A few thousand middle-class, home-county eighteen-year-olds arrive each year, dreaming of internships, creative discovery and well-moderated fun. Slowly, their spirits dissolve into the comparative tedium of their parents’ suburban subsistence.
Swotters swivel in library seats, clutching the coloured collections of stationery they use to circle all and any objects for potential examination.
Starry-eyed fresh faces sit ritually in circles, playing ring of fire to a looping soundtrack of mercenarily genre-mashed music. Afterwards, their small groups gyrate cyclically about the sticky halls of a nearby nightclub, hoping for a postliminary, sweatingly fumbled entanglement.
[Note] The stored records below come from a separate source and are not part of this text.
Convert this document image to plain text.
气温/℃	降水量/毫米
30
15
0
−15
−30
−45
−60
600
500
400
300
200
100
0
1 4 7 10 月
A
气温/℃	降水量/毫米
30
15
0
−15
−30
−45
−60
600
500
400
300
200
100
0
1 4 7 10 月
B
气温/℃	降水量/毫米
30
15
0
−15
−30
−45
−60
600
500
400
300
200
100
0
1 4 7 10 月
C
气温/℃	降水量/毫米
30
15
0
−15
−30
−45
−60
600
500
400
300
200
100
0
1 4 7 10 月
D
Positions of artificial power arise. CV-fuelled megalomaniacs leap to the challenge — execs fill as hearts empty. The privileged protest. The interns tussle for their corporate interment. The phlegmatic student rightists bumble on with their business, pretending to ignore the ills that avail the university.
And finally, a handful of renegades arm themselves with bottles of Lidl Rioja and sit back to mock the whole affair.
These things come, and these things go. Everything passes and nothing changes. Just as the Hoar came gurgling and farting into this world, it must now go grumbling and dribbling into the obsolescence of the night. To everything there is a season, and now it is our turn to pass.